I'd like to make sure I'm using the right scale for my project since it's stressed out in the manual that it can have a big impact on the physics.
Now I understand that 1unit = 1Meter is the usual scale to go with. That's the usual fps-real-world-scenario I assume.
In my case the 'world' is going to be as big as about a normal sized room (4x4 Meters). But the actual gameplay is going to be very small with physics objects of less then 1cm size interacting with each other. Same for light, they would cover only few centimeters in real world scale. Smaller objects and their components (that are even smaller) are still very detailed meshes though. And they're supposed to act like toy sized objects.
Can the physics/light engine scale down indefinitely? Or should I go with a bigger scale and try to adjust the physics?
asked Dec 18 '09 at 12:14 PM
My feeling on this would be that this is exactly a case where you want "real world scale" - because you said the objects should behave as one would expect very small objects to behave. You'll probably still have to do some tweaking for the physics to be fun but having the actual scale (centimeters) should certainly help.
Regarding how small you can scale: As Unity deals with floating point values, that shouldn't be a problem. You can basically scale up or down as much as you want. However, I think you may run into precision trouble if you mix large-scale and lower-scale.
One thing you definitely want to be careful with is the near/far clip pane of your cameras (you'll need to adjust that to your scale).
answered Dec 18 '09 at 12:28 PM
I suggest you just scale your objects so that 1 unit = 1 cm, and that you change the gravity accordingly. The only thing which is scale dependent is the gravity, and in some cases when the scale is really small, floating point accuracy might be a problem. If you use this approach the editor won't mess up.
answered Dec 19 '09 at 10:04 AM
Having gone through this in detail with a pinball game I created, I can tell you that there are certain limitations of the physics engine. The physics in this game still do not work to my satisfaction and I am trying to correct this issue for the third time.
Fortunately, gravity scales linearly, so there are some ways around the limitations on scale by choosing your own scale. For a pinball machine, centimeters or inches would be more natural choices for the scale than say feet or meters for the reason that a previous poster noted. Detecting collisions when the objects are small fractions of a unit is almost impossible to do accurately if the units are large. For example, a pinball is 27mm in diameter, or 0.027m. Trying to determine even a 10% penetration of the pinball (0.0027 m) is highly inaccurate, which is no good for a pinball game. Pinballs going through bumpers are not acceptable. I would have to agree that this problem has to do with floating point precision.
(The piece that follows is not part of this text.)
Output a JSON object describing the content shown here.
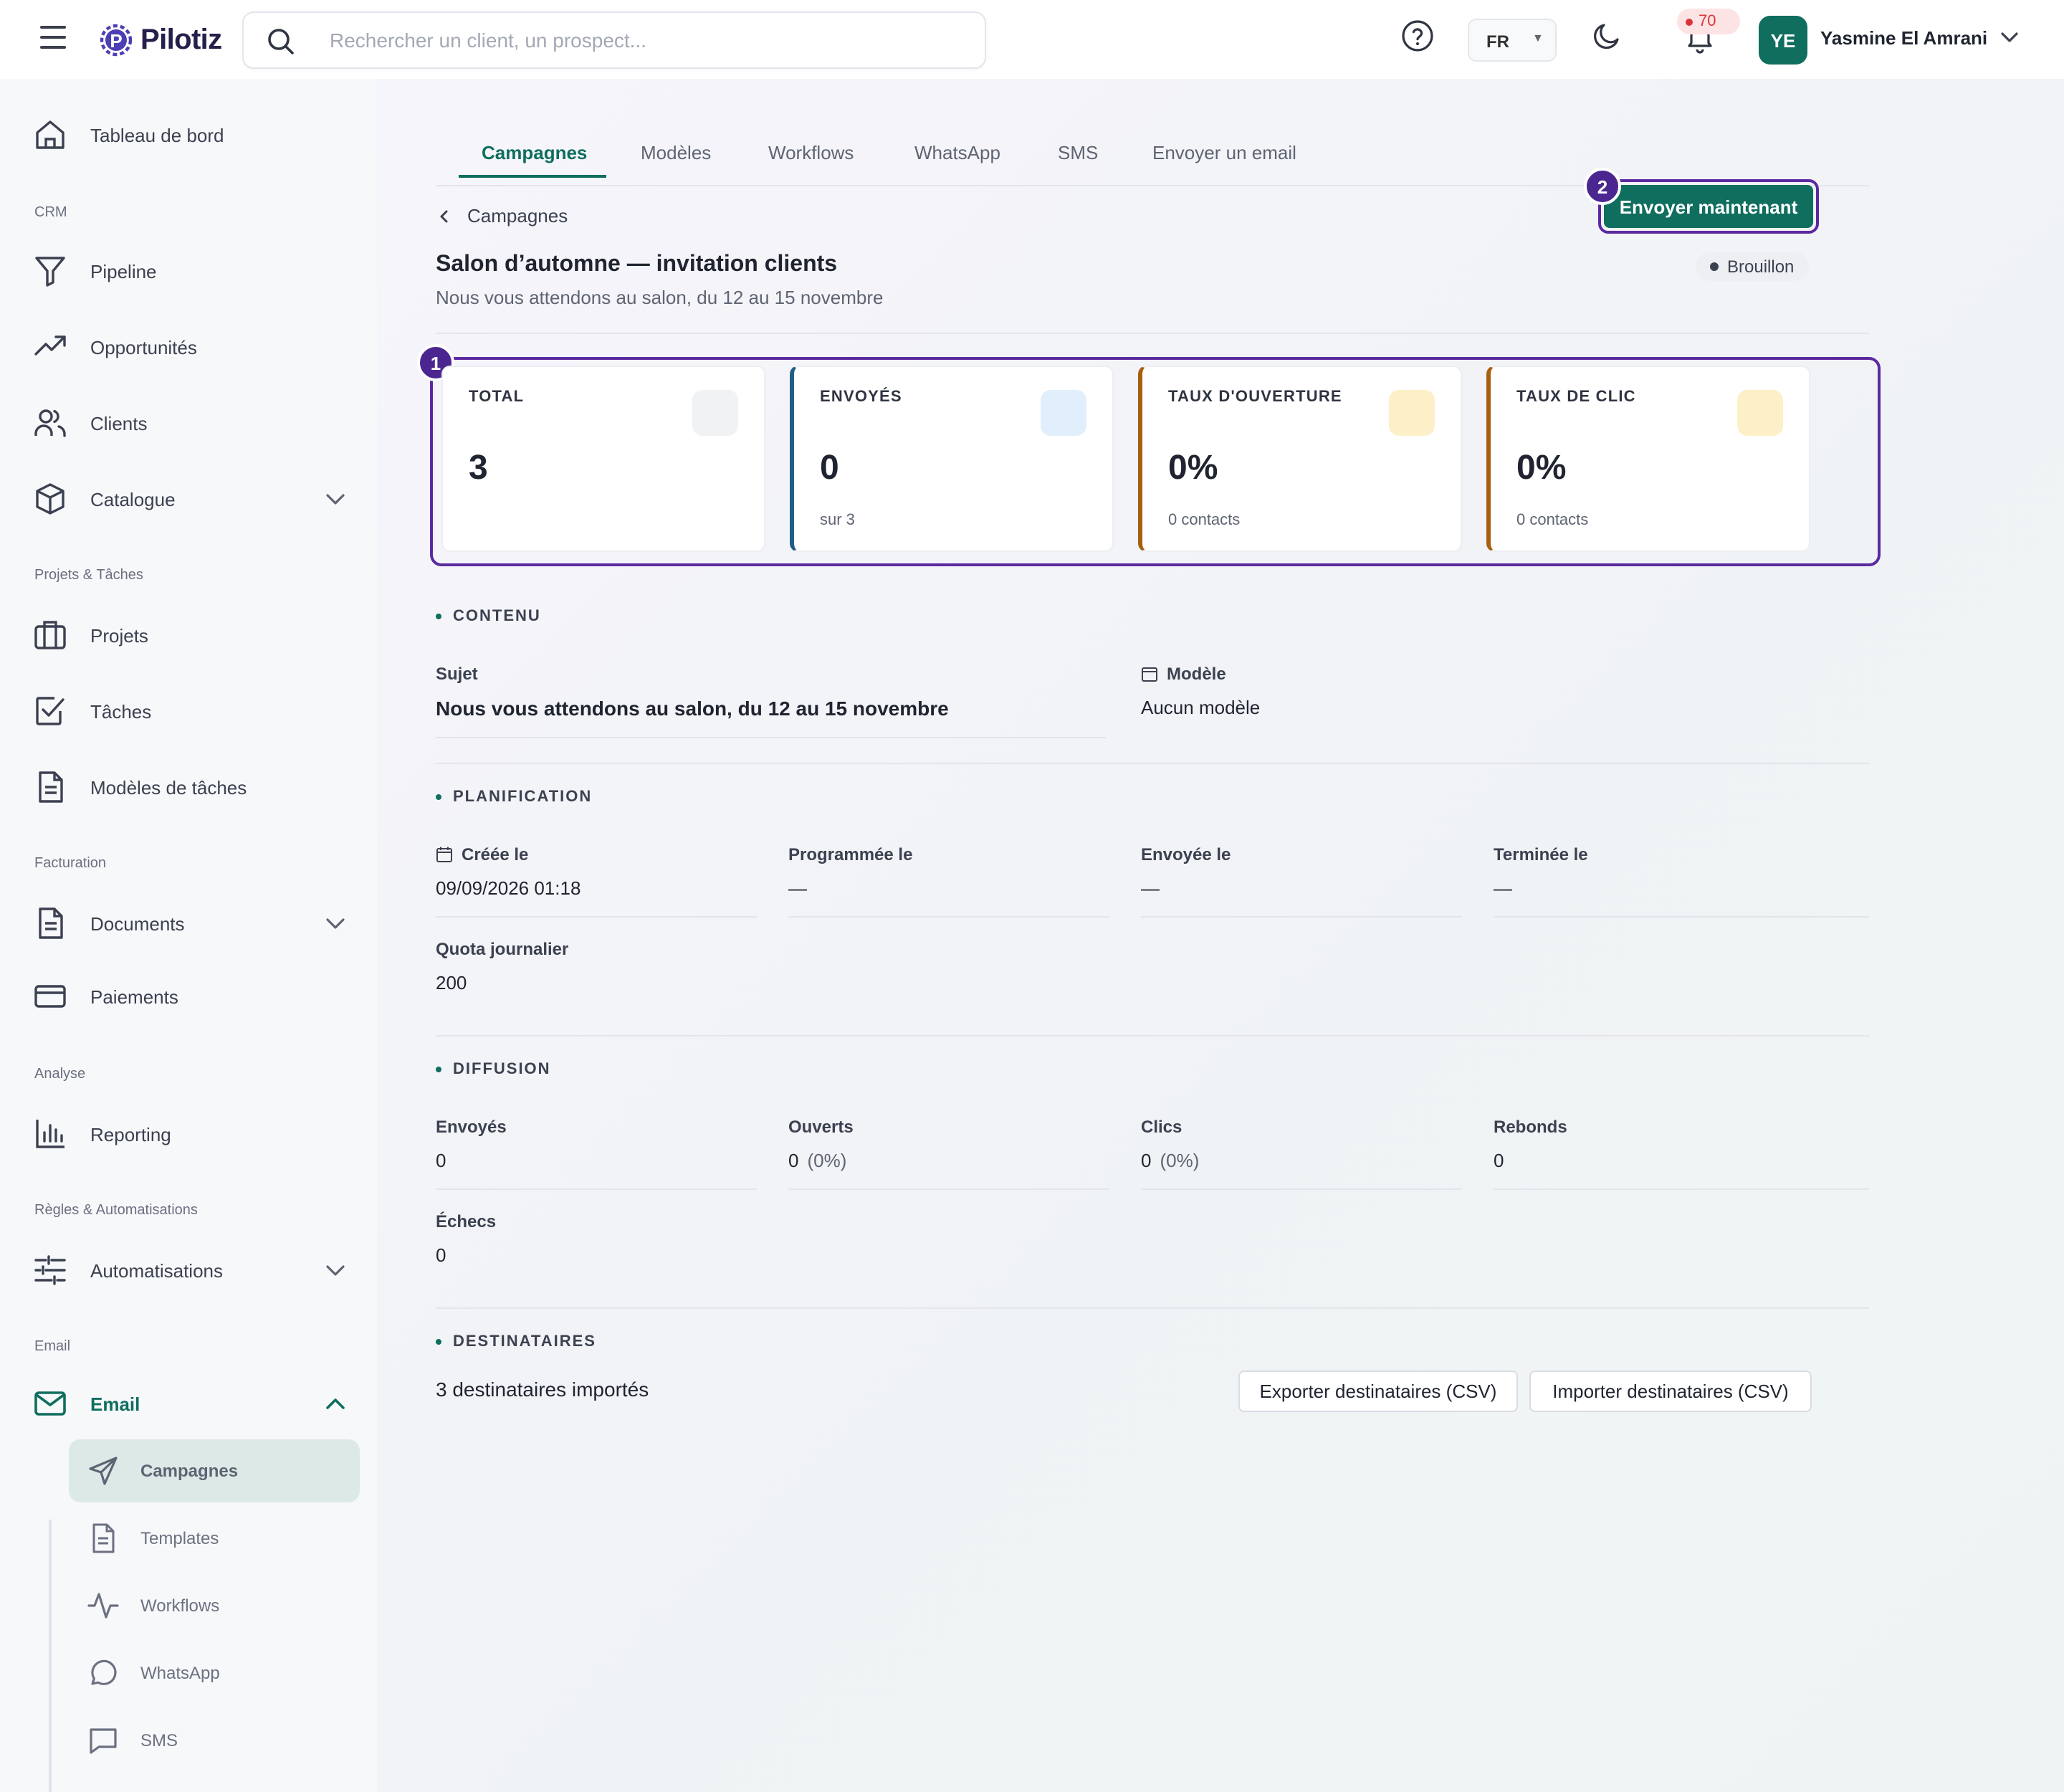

I originally thought to use inches as the scale for the game as that was the scale I modeled the objects at. Using inches, the gravitational constant becomes fairly large (386.2 inches/sec^2) and the physics start to fall apart. I have not received a proper explanation of this anomaly,but even with a simple ball and cube example, it is easy to recreate. An example of this is the pinball just dropping right through the table, which makes the game unplayable. I believe that the physics would work properly if the objects were larger, but the primary object, the pinball is 1.0625 inches in diameter. Obviously, if inches don't work, centimeters definitely will not work as the gravitational constant is larger.
Eventually, I was forced into a compromise that did detect collisions fairly well, and avoided a large gravitational constant. I chose decimeters, which puts the gravitational constant at 98.1 dm/s^2, and avoids small objects in the game. The pinball is 0.27 decimeters in diameter, which works for most collisions, but there are still problems with collision detection. There is another good reason to choose decimeters, and not make up your own units. Since decimeters are 1/10 of a meter, it is easy to do sanity checks on measurements. I hope this is helpful.
answered Aug 08 '10 at 02:29 AM
You could also scale everything up so that the characters are 'normal' sized, but the world is huge. This does not affect gameplay, except for gravity/mass which you may have to scale up or down. Try to create the game as if everything were scaled normal and then have the physics and environment give the feel of a huge environment and tiny puppets.
answered Dec 20 '09 at 04:41 PM
I'm encountering the same problem as Stevan with a similar domain / similar scale (spheres a few centimeters in diameter). The decimeter approach with g = 98.1 seems to work fine...unless the ball is going "too fast." Drop it from 3m and it impacts the plane and stops. Drop it from 4 meters and it goes right on through.